Vang laughed. “I was just nine or ten, I think. Just talked Hmong, and a little bit of Vietnamese, and some words of Chinese. But I studied English on the television in San Francisco. On the programs they had for children.” Vang laughed. “Funny stuff. Clowns and puppets and little things supposed to be like animals. But it taught you numbers and if you paid attention you could get the meaning of the words they were saying.”
“Never went to any regular school then,” Delonie said, sounding incredulous.

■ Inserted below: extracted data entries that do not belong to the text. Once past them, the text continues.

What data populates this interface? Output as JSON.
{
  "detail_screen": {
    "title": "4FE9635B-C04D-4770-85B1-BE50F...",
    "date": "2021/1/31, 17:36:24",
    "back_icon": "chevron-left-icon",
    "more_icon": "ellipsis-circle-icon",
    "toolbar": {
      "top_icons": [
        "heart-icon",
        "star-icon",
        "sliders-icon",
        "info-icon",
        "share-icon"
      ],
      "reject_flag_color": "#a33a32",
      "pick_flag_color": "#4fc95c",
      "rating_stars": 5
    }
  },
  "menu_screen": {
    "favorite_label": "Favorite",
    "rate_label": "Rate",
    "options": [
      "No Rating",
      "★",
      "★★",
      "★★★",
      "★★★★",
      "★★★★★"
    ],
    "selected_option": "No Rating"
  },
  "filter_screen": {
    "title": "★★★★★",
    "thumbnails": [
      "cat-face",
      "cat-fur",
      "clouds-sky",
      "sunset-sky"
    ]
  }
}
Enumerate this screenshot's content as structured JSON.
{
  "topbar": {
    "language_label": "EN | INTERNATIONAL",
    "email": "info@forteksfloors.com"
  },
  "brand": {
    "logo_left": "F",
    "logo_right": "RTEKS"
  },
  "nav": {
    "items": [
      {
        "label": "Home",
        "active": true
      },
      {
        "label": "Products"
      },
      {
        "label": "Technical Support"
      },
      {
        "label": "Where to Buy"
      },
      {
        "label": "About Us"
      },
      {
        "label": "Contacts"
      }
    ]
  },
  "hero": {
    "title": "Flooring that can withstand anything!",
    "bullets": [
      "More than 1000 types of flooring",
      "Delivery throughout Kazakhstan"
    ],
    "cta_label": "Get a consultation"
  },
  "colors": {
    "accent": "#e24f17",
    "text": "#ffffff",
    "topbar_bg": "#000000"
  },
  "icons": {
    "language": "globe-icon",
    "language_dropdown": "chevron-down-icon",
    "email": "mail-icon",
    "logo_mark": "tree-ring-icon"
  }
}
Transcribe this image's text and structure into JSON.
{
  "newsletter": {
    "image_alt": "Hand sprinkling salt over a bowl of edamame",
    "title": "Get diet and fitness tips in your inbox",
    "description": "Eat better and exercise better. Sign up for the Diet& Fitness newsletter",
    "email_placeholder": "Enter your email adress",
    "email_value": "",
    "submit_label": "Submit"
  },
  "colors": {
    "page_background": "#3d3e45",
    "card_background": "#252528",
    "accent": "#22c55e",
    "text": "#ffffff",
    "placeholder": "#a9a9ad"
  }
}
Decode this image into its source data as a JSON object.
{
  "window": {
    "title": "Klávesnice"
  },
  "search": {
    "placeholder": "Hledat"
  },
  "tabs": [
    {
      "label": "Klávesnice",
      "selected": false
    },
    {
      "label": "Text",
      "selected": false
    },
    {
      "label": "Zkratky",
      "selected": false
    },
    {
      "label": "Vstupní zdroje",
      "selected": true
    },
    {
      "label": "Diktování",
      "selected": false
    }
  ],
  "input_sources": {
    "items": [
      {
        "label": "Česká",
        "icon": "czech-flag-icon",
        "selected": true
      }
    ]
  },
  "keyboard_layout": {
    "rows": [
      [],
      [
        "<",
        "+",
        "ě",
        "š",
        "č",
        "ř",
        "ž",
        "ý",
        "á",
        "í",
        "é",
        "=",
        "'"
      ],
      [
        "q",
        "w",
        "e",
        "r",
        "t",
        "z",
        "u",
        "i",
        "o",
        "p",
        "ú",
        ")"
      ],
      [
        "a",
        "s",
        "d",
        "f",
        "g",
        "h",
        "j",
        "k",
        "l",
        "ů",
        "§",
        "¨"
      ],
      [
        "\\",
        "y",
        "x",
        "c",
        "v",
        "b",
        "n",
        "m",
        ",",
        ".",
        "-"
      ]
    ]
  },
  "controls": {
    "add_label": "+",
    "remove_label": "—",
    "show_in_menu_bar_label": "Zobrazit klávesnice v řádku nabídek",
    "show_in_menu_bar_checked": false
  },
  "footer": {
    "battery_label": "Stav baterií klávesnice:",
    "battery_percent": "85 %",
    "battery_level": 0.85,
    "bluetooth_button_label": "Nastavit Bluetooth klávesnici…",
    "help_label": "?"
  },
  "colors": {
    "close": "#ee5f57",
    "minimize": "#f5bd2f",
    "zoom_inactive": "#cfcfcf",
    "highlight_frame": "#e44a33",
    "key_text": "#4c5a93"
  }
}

“But you learn a lot on television. Like you watch Law and Order, and NYPD Blue, and those other ones, and you learn a lot about how policemen like Mr. Leaphorn here do their work. And you learn about different kind of guns. The only ones we had when I was a boy were the rifles the Americans brought for us, and some my uncles had taken from the Vietcong and the Pathet Lao.”
Delonie considered that, now looking grim. “Are you telling me that miserable bastard never put you into any regular school? You never did really have anybody teaching you anything?”
“Oh, no,” Vang said, looking shocked. “Mr. Delos put me in a cooking school. I helped in the kitchen and the people there taught me how to make bread, and cookies, and soups, and…well just about everything.”
“But nobody taught you how to read. Or write, or anything like that?”
“Well, not sit behind a desk in a regular classroom like I see they do on television. Not anything like that. But I learned all sorts of other things. Mr. Delos and the woman who ran the food place where I was learning how to cook, they got me into a dry cleaner’s place. Where they work on making clothing fit better.” Thinking of that caused Vang to smile.